As a Santa Fe resident who is also the daughter of lesbians, I took issue with some of what the recent article pulled from the Chicago Tribune, in the Family section, titled “ Kids of gay parents are pretty normal”, had to say. Even the title itself is somewhat offensive. Would you run an article titled, “ Kids of blacks/jews/mormons etc. are (pretty) normal” ? I doubt that would fly. It seems that even in an article that seeks to accept gay parenting, there is an inherently homophobic bias. I am straight myself, but dismayed to see the emphasis on “ normality”, which is I think code for heterosexual. This sends the message that gay parents should seek to raise conformist, “ normal” and therefore straight kids, which is in itself homophobic.
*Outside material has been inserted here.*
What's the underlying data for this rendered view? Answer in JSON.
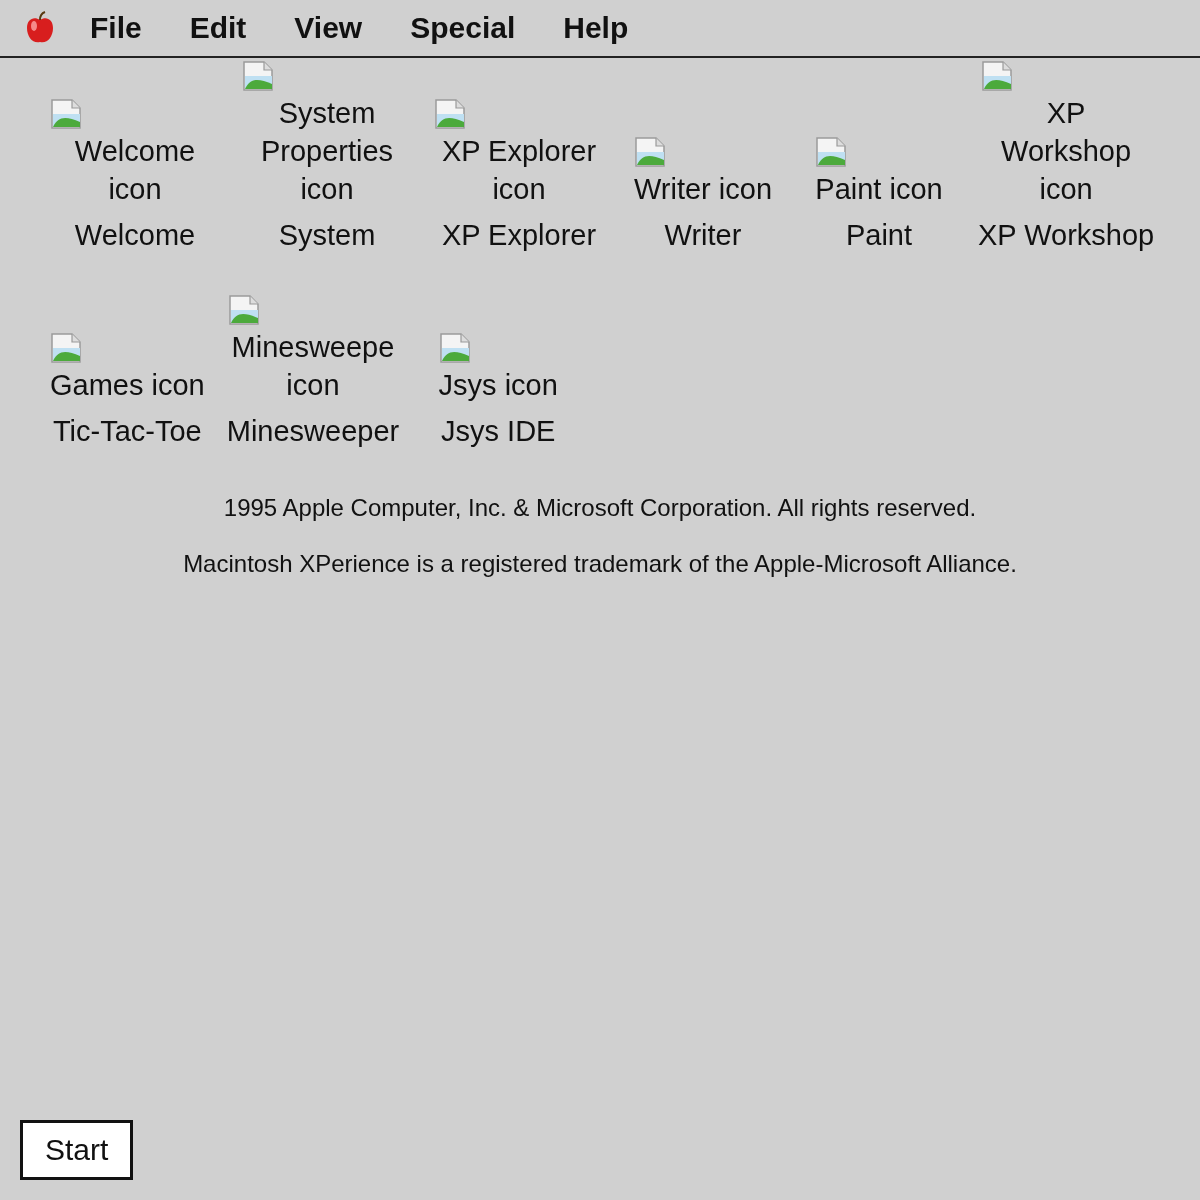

How about all parents seek to raise happy healthy children without regard to sexual orientation ? That’s what my parents did and it worked out great.
The one part of the article that was the most important was in the last sentence. “ The burden is not so much coming from our parents , but from the very people who claim to have our interests at heart.” The hardest part about growing up with gay parents is dealing with other peoples prejudice. Similar, perhaps, to how the hardest part of being of color is other people’s Racism. I would also have liked one of the people being profiled to have been from parents who were “ out” when they were born or at least who hadn’t grown up closeted and shameful, as my experience did not much mirror that of the featured subjects. I’d love to know what is inherently “ lacking in stability”- Sprigg or “Chaotic” – Dobson about Gay parented households. My upbringing was neither unstable or chaotic.
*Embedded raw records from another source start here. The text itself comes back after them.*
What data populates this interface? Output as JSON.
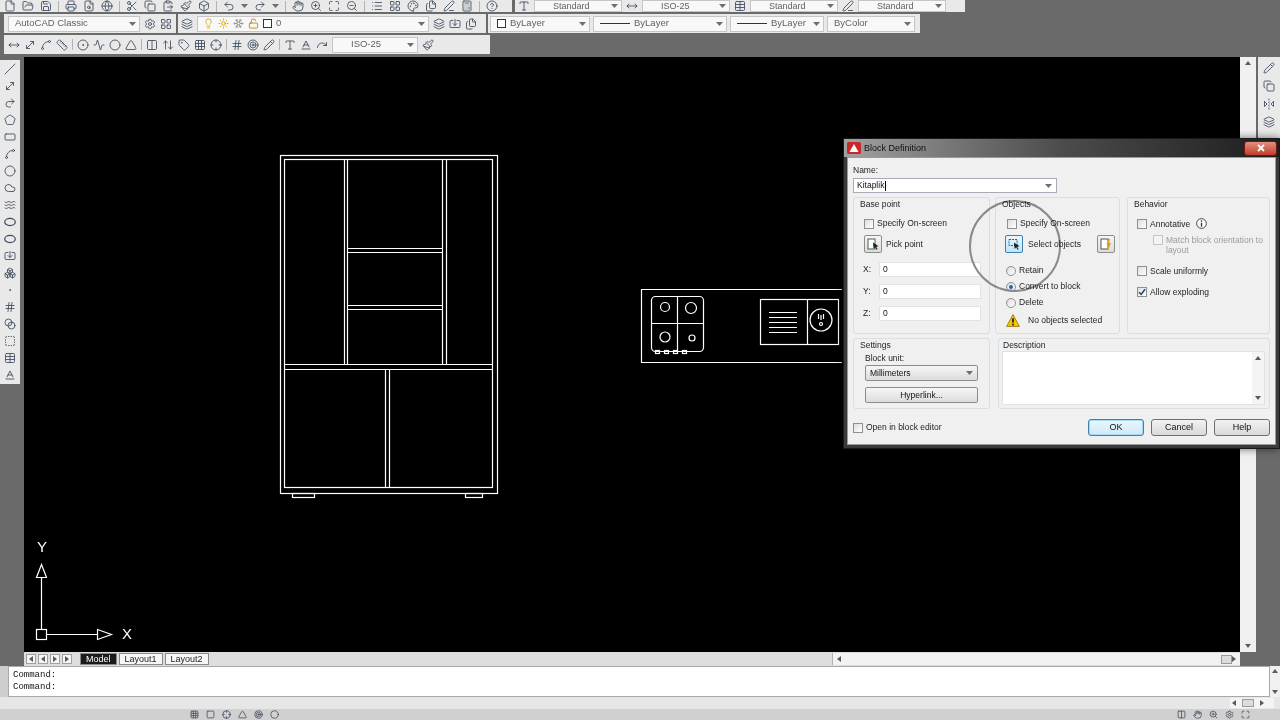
{
  "styles_toolbar": {
    "dropdowns": [
      "Standard",
      "ISO-25",
      "Standard",
      "Standard"
    ]
  },
  "workspaces_toolbar": {
    "workspace": "AutoCAD Classic"
  },
  "layers_toolbar": {
    "current_layer": "0"
  },
  "properties_toolbar": {
    "dropdowns": [
      "ByLayer",
      "ByLayer",
      "ByLayer",
      "ByColor"
    ]
  },
  "dimension_toolbar": {
    "dim_style": "ISO-25"
  },
  "ucs_icon": {
    "y_label": "Y",
    "x_label": "X"
  },
  "layout_tabs": [
    {
      "label": "Model",
      "selected": true
    },
    {
      "label": "Layout1",
      "selected": false
    },
    {
      "label": "Layout2",
      "selected": false
    }
  ],
  "command_window": {
    "lines": [
      "Command:",
      "Command:"
    ]
  },
  "dialog": {
    "title": "Block Definition",
    "name": {
      "label": "Name:",
      "value": "Kitaplik"
    },
    "base_point": {
      "title": "Base point",
      "specify_on_screen": {
        "label": "Specify On-screen",
        "checked": false
      },
      "pick_point": "Pick point",
      "coordinates": [
        {
          "label": "X:",
          "value": "0"
        },
        {
          "label": "Y:",
          "value": "0"
        },
        {
          "label": "Z:",
          "value": "0"
        }
      ]
    },
    "objects": {
      "title": "Objects",
      "specify_on_screen": {
        "label": "Specify On-screen",
        "checked": false
      },
      "select_objects": {
        "label": "Select objects",
        "highlighted": true
      },
      "options": [
        {
          "label": "Retain",
          "selected": false
        },
        {
          "label": "Convert to block",
          "selected": true
        },
        {
          "label": "Delete",
          "selected": false
        }
      ],
      "warning": "No objects selected"
    },
    "behavior": {
      "title": "Behavior",
      "options": [
        {
          "label": "Annotative",
          "checked": false,
          "disabled": false,
          "info": true,
          "children": [
            {
              "label": "Match block orientation to layout",
              "checked": false,
              "disabled": true
            }
          ]
        },
        {
          "label": "Scale uniformly",
          "checked": false,
          "disabled": false
        },
        {
          "label": "Allow exploding",
          "checked": true,
          "disabled": false
        }
      ]
    },
    "settings": {
      "title": "Settings",
      "block_unit": {
        "label": "Block unit:",
        "value": "Millimeters"
      },
      "hyperlink_button": "Hyperlink..."
    },
    "description": {
      "title": "Description"
    },
    "open_in_block_editor": {
      "label": "Open in block editor",
      "checked": false
    },
    "buttons": [
      {
        "label": "OK",
        "default": true
      },
      {
        "label": "Cancel",
        "default": false
      },
      {
        "label": "Help",
        "default": false
      }
    ]
  }
}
The problem with maintaining that only families made up of a mom and a dad are valid is that not only does it discount my family but also all of those families headed by a grandparent or any another configuration, which in many communities are in the majority. They are setting themselves up as a moral elite, which does not bode well for the unity and health of our society. Maybe the New Mexican should source articles from a similarly progressive area to our own, or even better write them yourselves? I’d be happy to talk about my experience.
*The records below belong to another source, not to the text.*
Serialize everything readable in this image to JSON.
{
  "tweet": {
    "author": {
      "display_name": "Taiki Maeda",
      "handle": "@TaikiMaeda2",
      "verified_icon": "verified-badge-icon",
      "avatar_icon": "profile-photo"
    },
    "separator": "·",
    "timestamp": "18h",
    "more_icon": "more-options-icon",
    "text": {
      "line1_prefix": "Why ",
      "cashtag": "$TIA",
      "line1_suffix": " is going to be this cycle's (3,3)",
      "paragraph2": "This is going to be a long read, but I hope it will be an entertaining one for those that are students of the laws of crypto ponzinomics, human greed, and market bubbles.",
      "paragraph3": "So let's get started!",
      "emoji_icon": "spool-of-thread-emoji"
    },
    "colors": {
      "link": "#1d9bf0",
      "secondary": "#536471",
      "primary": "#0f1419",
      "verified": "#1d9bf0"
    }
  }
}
TA-DA!!!! The article on the whole reminded me of the messages even I put out, in the mid nineties- all that we are just like everyone else nonesense. These days I feel like ” aren’t we past that yet?!” …but I guess not. Also relates to that recent Ariel Levy article in the March 2nd issue of the New Yorker, the one about the Van Dykes. I liked that Lamar Van Dyke pointed out how infatuated with assimilation the current Gay mainstream is. The article ” Kids of Gay Parents Are PRETTY normal” is the bastard step child of that. I am unimpressed that the city that has “Boystown”, can’t do better. At least the New Yorker is on board with the “Lesbian Nation” right ?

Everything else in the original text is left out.